The tape around his ribs peeked up under his T-shirt where it had shifted in the night.

I was going to fix that. I was going to fix whatever I could, even if it was just a strip of athletic tape and a crooked row of dish towels.

He sank onto the cushions with a low groan.

I fetched the first aid kit, scissors, and fresh tape from the hall closet, then came back and knelt beside him.

“Lift,” I ordered gently.

He did, just enough for me to peel away the old tape. His skin was warm under my fingers. The bruises looked worse in daylight, blooming yellow and purple and blue along his side.

I worked carefully, methodically. I focused on the mechanics—angle, pressure, support—because if I thought too hard about how this was the only kind of care I could give him right now, I was going to cry.

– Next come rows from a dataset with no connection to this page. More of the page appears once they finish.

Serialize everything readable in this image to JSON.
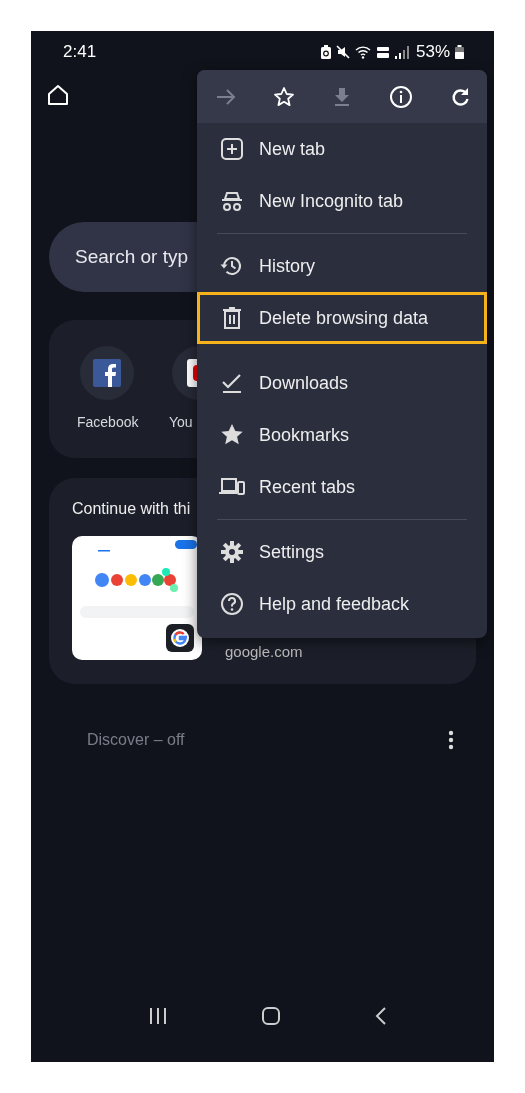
{
  "status_bar": {
    "time": "2:41",
    "battery": "53%"
  },
  "search": {
    "placeholder": "Search or typ"
  },
  "shortcuts": [
    {
      "label": "Facebook",
      "kind": "facebook"
    },
    {
      "label": "You",
      "kind": "youtube"
    }
  ],
  "continue_card": {
    "title": "Continue with thi",
    "site": "google.com"
  },
  "discover": {
    "label": "Discover – off"
  },
  "menu": {
    "toolbar": [
      {
        "kind": "forward",
        "disabled": true
      },
      {
        "kind": "star",
        "disabled": false
      },
      {
        "kind": "download",
        "disabled": true
      },
      {
        "kind": "info",
        "disabled": false
      },
      {
        "kind": "reload",
        "disabled": false
      }
    ],
    "sections": [
      {
        "divider": false,
        "items": [
          {
            "label": "New tab",
            "kind": "new-tab",
            "highlighted": false
          },
          {
            "label": "New Incognito tab",
            "kind": "incognito",
            "highlighted": false
          }
        ]
      },
      {
        "divider": true,
        "items": [
          {
            "label": "History",
            "kind": "history",
            "highlighted": false
          },
          {
            "label": "Delete browsing data",
            "kind": "delete",
            "highlighted": true
          }
        ]
      },
      {
        "divider": false,
        "items": [
          {
            "label": "Downloads",
            "kind": "downloads",
            "highlighted": false
          },
          {
            "label": "Bookmarks",
            "kind": "bookmarks",
            "highlighted": false
          },
          {
            "label": "Recent tabs",
            "kind": "recent",
            "highlighted": false
          }
        ]
      },
      {
        "divider": true,
        "items": [
          {
            "label": "Settings",
            "kind": "settings",
            "highlighted": false
          },
          {
            "label": "Help and feedback",
            "kind": "help",
            "highlighted": false
          }
        ]
      }
    ]
  }
}
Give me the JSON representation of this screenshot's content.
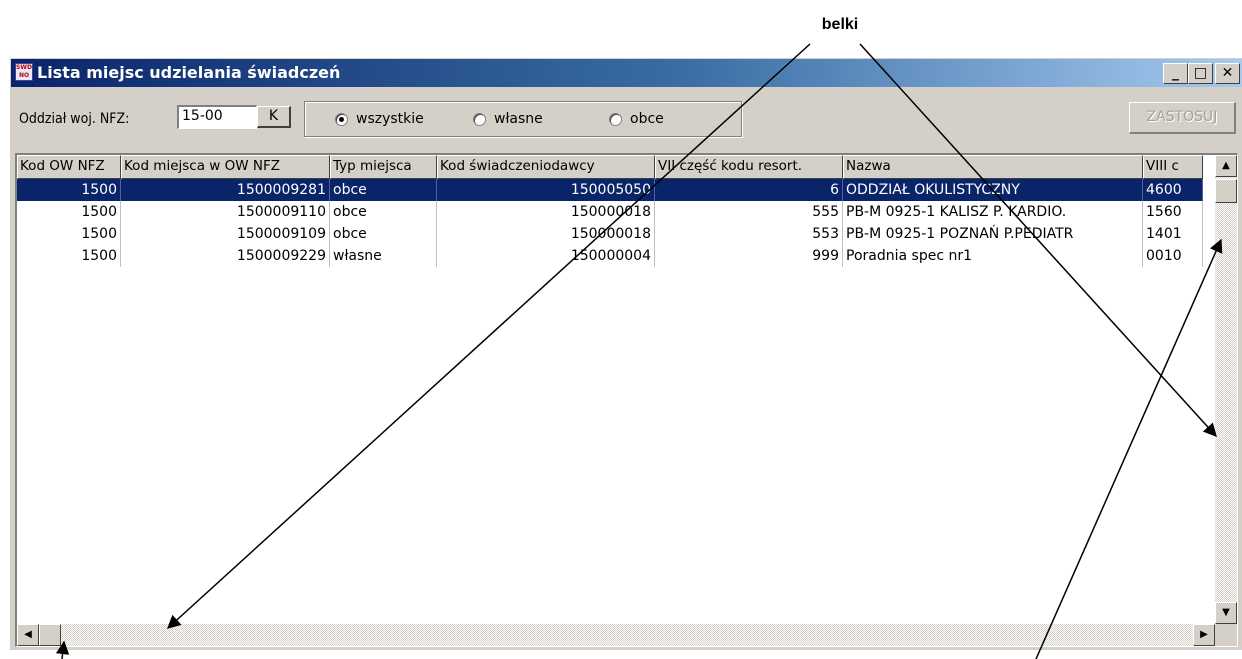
{
  "annotation": {
    "label": "belki"
  },
  "window": {
    "title": "Lista miejsc udzielania świadczeń",
    "app_icon_text": "SWD NO",
    "minimize": "_",
    "maximize": "□",
    "close": "✕"
  },
  "filters": {
    "oddzial_label": "Oddział woj. NFZ:",
    "oddzial_value": "15-00",
    "k_button": "K",
    "radios": [
      {
        "label": "wszystkie",
        "checked": true
      },
      {
        "label": "własne",
        "checked": false
      },
      {
        "label": "obce",
        "checked": false
      }
    ],
    "apply": "ZASTOSUJ"
  },
  "table": {
    "columns": [
      "Kod OW NFZ",
      "Kod miejsca w OW NFZ",
      "Typ miejsca",
      "Kod świadczeniodawcy",
      "VII część kodu resort.",
      "Nazwa",
      "VIII c"
    ],
    "rows": [
      [
        "1500",
        "1500009281",
        "obce",
        "150005050",
        "6",
        "ODDZIAŁ OKULISTYCZNY",
        "4600"
      ],
      [
        "1500",
        "1500009110",
        "obce",
        "150000018",
        "555",
        "PB-M 0925-1 KALISZ P. KARDIO.",
        "1560"
      ],
      [
        "1500",
        "1500009109",
        "obce",
        "150000018",
        "553",
        "PB-M 0925-1 POZNAŃ P.PEDIATR",
        "1401"
      ],
      [
        "1500",
        "1500009229",
        "własne",
        "150000004",
        "999",
        "Poradnia spec nr1",
        "0010"
      ]
    ],
    "selected_row": 0
  },
  "scrollbars": {
    "up": "▲",
    "down": "▼",
    "left": "◀",
    "right": "▶"
  }
}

When I finished, I sat back on my heels.

“There,” I said. “Good enough to get you through the day.”

He looked down at his side, then at me. “You always were good with tape.”

“Occupational hazard,” I said. “Comes with being the artsy one. And an Avery.”

He huffed a soft laugh. “True.”

I stood, knees protesting, and held out a hand. “Come on. Coffee’s getting cold. And I fully intend to mess up something else before you can straighten it.”

His fingers closed around mine, warm and solid.

As I helped him to his feet, I realized something that made my stomach flip and my heart calm at the same time.

I wanted to fight for us.

I just wasn’t sure how to do it.

But for the first time in a long time, we were in the same room, breathing the same air, looking at the same mess.

Maybe, just maybe, that was where the fight started.